First of all, reading binary data in Haskell is currently "messy".
Haskell tends to assume that files contain plain ASCII. (If you want to
be technical, it usually reads 8 bits at a time, and interprets these
literally as a Unicode code-point.)
That aside, the readFile function gives you (conceptually) a giant
string representing the entire contents of the file. In typical Haskell
fasion, this doesn't get actually created until you "look at it".
If you wanted to parse a text file, you'd likely read the whole file
into a string (conceptually) and then pass that over to your parser. The
parser just knows how to parse strings; it doesn't have to care that
*this* string is being transparently read from a file first.
Similarly, if you had a function that takes a string and returns the
decrypted form of that string, you could apply that to the thing
returned from readFile and then pass the answer to your parser. The
result is that the decryption function only decrypts data as the parser
tries to demand it (due to lazy evaluation). All that stuff that Java
does with layering stream filters is just function calls in Haskell.
Now, the flip side to all this is that lazy file reading can bite you.
For example, one guy wrote some program that would crash with an OS
error complaining about too many open file handles. Letting go of a
pointer to a file handle causes the file to be closed WHEN THE GC RUNS,
however exhausting the OS handles limit does not trigger the GC...

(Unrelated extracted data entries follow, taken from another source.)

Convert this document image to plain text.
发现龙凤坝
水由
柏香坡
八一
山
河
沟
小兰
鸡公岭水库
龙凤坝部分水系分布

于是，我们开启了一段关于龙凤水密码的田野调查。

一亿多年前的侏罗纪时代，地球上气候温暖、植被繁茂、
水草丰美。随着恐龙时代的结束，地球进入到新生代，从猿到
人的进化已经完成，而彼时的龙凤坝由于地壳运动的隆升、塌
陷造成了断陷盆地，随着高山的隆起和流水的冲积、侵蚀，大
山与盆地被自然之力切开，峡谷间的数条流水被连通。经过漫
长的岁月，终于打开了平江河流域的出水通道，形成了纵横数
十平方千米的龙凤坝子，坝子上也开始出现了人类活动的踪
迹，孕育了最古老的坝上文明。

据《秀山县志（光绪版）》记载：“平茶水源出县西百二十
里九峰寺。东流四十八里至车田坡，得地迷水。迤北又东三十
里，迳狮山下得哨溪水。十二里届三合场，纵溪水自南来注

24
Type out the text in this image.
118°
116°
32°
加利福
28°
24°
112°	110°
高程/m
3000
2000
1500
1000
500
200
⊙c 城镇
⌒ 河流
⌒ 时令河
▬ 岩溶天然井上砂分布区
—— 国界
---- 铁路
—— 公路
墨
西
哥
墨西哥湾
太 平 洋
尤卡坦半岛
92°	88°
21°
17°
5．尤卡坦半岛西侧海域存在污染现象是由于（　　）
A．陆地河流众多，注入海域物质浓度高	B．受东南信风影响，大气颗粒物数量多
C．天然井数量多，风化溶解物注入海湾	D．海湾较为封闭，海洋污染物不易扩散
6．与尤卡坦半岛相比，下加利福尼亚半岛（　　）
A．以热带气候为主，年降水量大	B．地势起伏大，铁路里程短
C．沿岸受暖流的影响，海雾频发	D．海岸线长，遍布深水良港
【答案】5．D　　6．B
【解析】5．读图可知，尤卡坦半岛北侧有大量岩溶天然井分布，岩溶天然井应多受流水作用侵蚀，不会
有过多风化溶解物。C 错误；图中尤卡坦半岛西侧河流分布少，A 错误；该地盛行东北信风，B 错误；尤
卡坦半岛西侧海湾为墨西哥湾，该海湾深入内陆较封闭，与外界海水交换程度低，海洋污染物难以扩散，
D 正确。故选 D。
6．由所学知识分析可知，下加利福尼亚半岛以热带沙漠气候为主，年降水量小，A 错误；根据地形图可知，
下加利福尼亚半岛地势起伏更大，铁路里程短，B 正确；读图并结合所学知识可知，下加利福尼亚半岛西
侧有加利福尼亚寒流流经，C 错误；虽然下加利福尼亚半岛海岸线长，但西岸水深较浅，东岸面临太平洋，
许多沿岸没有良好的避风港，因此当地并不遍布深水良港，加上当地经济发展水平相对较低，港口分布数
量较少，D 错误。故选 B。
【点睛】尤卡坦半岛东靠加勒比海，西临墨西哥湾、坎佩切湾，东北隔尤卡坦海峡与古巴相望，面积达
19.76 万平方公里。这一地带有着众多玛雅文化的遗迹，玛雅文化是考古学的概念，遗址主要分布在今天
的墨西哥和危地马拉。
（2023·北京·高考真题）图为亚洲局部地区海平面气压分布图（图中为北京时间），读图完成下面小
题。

There is a certain faction of the Haskell community that considers
readFile and its ilk to be "evil" and who say you should do things the
manual way. For example, check this out:
main = do
data <- readFile "foo.txt"
deleteFile "foo.txt"
writeFile "bar.txt" data
This doesn't work at all. If you run this, the behaviour is technically
undefined, but generally you will get some kind of OS error. Put simply,
the first line doesn't *really* read any data - but then you try to
delete the file (which hasn't actually been read yet, only opened), and
then write the data to another file (which causes it to actually be
read). Usually deleting the file is where it will bomb out - the OS will
usually complain that you can't delete an open file...
Somebody did suggest a file that lazily reads directory structures, and
allows you to lazily modify them. The general reply was "OMG, NO!!"
As you might expect, Haskell provides primitives for doing file I/O the
"normal" way. In other words,
openFile
hCloseFile
hReadLine
hPutStrLn
hFlush
etc.
For interactive stuff at a minimum, it's usually critical to control
exactly *when* I/O happens. And the only way to do this is... to specify
exactly when I/O happens. No way round it.